There is nothing wrong with this per se. However, when you scroll further down the page, you can see that most of the examples used to illustrate wellness revolve around the workplace rather than the individual. The example sentence offered by the Cambridge Dictionary is as follows: “Employers who emphasize worker wellness get a healthy return on their investment.” This is where the term wellness begins to denote something quite sinister.
Thing is, the true meaning of wellness has been disguised for quite some time. There are those who use it pretty much interchangeably with mental health, mental wellbeing, and the like. However, wellness isn’t mental health in the strictest sense. Rather, wellness is a means to an end. It emphasizes the importance of the individual but does not take into consideration what is best for that individual.
Wellness is never really about an individual being happy with themselves as a person. It is a term used by companies who want to maximise productivity and profit. They know that stress and mental illness are two ways in which the productivity of the workforce is inhibited.

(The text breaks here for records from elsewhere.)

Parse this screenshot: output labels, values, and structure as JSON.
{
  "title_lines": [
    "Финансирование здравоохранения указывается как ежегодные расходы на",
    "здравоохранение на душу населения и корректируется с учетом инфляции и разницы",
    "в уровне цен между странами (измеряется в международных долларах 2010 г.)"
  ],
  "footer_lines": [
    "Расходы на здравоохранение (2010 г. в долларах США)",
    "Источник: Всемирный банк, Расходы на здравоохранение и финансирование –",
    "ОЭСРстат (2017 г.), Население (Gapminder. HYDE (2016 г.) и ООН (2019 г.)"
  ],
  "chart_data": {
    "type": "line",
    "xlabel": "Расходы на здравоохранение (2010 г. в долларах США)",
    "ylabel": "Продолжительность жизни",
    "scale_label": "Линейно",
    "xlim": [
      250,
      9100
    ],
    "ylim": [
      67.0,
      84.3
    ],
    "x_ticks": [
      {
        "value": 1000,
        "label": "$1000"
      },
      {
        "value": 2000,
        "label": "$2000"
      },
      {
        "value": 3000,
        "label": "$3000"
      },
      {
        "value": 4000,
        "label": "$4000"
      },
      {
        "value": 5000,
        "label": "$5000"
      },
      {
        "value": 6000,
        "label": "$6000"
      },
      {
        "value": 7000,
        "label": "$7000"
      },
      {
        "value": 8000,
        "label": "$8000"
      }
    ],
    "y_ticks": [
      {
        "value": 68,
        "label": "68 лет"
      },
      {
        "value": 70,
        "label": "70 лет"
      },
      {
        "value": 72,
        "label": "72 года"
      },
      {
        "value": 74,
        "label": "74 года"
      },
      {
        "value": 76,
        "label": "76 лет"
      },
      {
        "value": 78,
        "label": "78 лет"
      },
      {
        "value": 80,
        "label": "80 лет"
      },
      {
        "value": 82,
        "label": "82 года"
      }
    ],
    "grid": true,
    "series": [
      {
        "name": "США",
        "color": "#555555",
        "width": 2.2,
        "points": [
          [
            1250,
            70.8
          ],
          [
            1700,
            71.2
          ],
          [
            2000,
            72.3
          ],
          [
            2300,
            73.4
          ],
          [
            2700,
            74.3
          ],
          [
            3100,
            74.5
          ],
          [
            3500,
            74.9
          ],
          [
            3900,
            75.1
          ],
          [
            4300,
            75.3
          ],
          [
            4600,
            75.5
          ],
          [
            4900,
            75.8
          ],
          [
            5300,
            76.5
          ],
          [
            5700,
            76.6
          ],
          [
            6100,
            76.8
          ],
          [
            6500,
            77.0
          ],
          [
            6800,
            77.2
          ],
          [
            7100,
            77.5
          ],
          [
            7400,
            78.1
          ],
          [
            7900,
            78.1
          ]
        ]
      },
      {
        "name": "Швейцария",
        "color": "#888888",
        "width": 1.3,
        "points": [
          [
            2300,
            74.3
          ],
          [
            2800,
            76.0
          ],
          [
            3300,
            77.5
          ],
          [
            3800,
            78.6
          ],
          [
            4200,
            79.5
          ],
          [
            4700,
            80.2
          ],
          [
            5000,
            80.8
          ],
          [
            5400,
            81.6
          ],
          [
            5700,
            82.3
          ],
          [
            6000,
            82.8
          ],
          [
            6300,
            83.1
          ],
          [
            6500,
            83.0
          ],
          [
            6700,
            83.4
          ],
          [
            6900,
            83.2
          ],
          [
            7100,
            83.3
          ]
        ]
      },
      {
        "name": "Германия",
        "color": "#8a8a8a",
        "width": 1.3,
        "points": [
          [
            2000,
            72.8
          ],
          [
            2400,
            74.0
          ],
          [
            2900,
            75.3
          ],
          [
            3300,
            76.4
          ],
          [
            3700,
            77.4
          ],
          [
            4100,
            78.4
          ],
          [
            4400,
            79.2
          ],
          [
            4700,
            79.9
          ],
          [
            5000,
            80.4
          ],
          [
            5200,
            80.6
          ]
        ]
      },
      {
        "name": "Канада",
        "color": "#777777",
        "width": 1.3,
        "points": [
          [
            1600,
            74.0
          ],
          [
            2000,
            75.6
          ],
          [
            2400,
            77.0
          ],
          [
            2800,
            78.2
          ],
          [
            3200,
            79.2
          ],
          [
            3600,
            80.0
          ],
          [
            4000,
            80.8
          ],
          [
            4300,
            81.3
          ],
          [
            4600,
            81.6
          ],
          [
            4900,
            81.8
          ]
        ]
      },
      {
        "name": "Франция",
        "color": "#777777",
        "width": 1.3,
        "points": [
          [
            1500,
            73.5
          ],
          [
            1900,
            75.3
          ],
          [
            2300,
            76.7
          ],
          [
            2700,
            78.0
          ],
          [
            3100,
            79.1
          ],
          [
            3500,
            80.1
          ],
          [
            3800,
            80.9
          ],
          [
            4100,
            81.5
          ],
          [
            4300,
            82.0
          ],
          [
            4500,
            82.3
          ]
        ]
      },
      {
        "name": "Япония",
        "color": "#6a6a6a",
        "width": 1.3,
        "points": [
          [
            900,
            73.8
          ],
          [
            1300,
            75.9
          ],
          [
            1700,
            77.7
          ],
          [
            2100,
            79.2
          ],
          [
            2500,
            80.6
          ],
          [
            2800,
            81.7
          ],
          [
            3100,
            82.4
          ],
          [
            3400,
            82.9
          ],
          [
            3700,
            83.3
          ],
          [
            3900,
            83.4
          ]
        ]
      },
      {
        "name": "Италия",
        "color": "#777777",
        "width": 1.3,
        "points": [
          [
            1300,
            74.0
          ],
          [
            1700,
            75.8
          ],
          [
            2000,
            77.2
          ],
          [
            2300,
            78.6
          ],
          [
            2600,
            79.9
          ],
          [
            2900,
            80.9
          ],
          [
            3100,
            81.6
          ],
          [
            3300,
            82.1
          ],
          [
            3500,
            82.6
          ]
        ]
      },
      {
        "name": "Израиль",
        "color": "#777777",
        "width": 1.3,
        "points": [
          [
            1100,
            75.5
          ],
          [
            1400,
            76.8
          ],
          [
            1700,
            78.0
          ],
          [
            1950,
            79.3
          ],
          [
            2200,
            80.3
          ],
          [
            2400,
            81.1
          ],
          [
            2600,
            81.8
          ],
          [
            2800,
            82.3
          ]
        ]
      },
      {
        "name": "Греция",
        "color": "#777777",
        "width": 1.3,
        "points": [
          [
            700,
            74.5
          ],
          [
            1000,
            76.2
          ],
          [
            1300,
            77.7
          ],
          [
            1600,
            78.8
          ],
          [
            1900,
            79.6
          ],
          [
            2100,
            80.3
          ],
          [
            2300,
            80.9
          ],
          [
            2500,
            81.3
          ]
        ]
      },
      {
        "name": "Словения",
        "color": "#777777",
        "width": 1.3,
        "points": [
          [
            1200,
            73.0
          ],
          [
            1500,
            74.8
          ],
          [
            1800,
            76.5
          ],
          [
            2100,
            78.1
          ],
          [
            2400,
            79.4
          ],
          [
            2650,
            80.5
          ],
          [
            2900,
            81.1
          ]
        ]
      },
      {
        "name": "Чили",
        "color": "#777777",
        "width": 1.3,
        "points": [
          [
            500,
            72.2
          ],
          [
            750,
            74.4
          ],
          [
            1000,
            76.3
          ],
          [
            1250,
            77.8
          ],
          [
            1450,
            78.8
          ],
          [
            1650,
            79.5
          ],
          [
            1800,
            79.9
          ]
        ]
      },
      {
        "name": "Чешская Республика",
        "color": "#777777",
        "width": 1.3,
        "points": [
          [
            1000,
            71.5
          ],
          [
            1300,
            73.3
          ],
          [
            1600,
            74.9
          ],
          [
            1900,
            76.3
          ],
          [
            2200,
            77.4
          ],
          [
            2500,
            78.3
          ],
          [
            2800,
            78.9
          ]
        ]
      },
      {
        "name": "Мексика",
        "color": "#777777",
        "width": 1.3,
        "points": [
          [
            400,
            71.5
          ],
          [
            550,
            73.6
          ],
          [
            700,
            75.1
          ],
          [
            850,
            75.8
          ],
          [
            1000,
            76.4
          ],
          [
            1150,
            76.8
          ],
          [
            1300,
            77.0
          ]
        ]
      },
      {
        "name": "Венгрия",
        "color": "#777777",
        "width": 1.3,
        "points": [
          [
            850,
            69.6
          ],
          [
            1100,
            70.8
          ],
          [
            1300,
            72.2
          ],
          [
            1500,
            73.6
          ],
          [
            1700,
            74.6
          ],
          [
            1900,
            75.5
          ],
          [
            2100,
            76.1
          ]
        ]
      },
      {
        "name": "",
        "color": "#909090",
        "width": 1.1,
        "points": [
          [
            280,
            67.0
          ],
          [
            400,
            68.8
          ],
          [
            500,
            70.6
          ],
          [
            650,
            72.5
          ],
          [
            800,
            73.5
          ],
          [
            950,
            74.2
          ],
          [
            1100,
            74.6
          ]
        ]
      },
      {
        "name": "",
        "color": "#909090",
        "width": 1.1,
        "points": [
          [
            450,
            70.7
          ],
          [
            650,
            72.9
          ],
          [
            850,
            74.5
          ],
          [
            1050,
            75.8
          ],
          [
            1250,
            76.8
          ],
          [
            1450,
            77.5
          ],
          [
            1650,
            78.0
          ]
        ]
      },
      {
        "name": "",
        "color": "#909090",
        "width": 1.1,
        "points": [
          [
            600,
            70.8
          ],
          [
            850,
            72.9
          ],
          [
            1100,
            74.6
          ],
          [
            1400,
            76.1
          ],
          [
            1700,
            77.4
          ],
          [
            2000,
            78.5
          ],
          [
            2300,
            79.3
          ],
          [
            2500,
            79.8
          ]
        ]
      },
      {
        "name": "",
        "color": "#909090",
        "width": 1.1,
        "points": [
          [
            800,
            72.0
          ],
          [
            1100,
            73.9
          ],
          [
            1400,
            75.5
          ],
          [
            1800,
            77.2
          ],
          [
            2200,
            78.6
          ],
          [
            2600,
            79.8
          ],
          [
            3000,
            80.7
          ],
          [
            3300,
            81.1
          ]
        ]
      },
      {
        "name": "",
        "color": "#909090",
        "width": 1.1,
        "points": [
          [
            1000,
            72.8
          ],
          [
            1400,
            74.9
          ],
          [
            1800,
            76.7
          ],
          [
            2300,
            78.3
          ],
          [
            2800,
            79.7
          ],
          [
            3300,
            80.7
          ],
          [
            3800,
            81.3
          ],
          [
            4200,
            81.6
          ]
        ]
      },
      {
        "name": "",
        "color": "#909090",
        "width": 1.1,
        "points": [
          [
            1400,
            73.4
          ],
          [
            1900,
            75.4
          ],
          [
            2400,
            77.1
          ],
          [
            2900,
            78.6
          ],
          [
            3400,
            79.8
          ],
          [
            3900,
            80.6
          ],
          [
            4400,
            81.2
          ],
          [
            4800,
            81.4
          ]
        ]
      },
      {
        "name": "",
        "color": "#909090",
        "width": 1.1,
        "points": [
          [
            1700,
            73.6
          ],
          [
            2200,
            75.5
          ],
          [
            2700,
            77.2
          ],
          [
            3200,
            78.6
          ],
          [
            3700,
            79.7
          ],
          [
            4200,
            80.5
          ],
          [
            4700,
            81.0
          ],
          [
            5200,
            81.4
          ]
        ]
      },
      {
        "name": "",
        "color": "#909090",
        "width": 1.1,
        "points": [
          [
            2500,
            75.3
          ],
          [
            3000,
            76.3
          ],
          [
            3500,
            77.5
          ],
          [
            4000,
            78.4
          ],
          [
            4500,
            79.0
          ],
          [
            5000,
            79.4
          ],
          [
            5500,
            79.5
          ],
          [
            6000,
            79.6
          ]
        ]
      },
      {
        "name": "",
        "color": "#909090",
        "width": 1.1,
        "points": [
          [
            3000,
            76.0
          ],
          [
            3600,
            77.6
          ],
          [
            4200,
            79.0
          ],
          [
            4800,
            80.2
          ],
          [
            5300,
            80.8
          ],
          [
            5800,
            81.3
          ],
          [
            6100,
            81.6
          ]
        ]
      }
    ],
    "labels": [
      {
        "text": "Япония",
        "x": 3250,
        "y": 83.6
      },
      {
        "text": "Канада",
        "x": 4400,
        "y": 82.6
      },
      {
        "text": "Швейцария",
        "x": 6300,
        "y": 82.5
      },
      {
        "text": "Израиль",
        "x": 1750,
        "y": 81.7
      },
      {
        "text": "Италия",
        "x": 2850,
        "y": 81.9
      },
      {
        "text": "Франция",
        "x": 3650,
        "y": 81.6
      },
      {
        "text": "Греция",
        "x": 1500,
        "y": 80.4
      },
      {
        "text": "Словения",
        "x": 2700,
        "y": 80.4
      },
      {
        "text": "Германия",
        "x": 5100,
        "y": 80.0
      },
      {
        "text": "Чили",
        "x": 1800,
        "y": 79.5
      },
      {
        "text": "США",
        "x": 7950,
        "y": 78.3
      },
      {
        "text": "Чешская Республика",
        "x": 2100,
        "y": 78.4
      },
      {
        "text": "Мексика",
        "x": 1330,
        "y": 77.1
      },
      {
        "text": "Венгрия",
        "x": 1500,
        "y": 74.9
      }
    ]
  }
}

Therefore, they begin wellness schemes that seek to dispel stress, anxiety, and depression. This seems like a good thing, which is why it has gone unchallenged for so long. After all, who wouldn’t want to dispel stress, anxiety, and depression among the general population? It is a noble pursuit, surely!?
And it would be, if those who sought to do it did so out of genuine concern for those less fortunate than themselves. However, the reality is that wellness is a euphemism. And not a sexy euphemism either. No, wellness is a euphemism for profit.
Nowadays, you’re not allowed to do many things as a company. One of these such things is to seek to deliberately generate profit, without parading some nobler purpose at its core. Every company has to have a philosophy; a social conscience; a purpose beyond the mindless generation of GDP. Whether it’s endorsing Pride month or having yoga in the canteen every Thursday, companies have to be seen to be doing something more than they actually do.
Wellness is happiness that corporations hope to get something out of. Wellness has very little to do with mental health. Sadly, people get confused between the two. This happens because corporations want you to be confused. They want you to confuse productivity for contentment and profit margins for self-esteem. Wellness puts the onus on the individual as an employee rather than as a person.
It analyses a person’s wellbeing in much the same way as a lion eyes up an unassuming gazelle. Wellness is wishy-washy, virtue-signalling, corporate newspeak. It is indicative of the gaping hole that exists within late-stage capitalism, the gaping hole that neoliberalism wants to cash in on rather than close.
That is the difference between mental health and wellness. Only one of them really exists – the other is simply made up by companies that need to address the increase in stress and anxiety amongst their workforce. They do so by placing the onus on the employee experiencing stress, not the reason that the employee was stressed in the first place. I’m no psychiatrist – that is plain for anybody to see. However, it seems obvious that we should never recommend people to focus on their wellness. We should always recommend people pay attention to their mental health.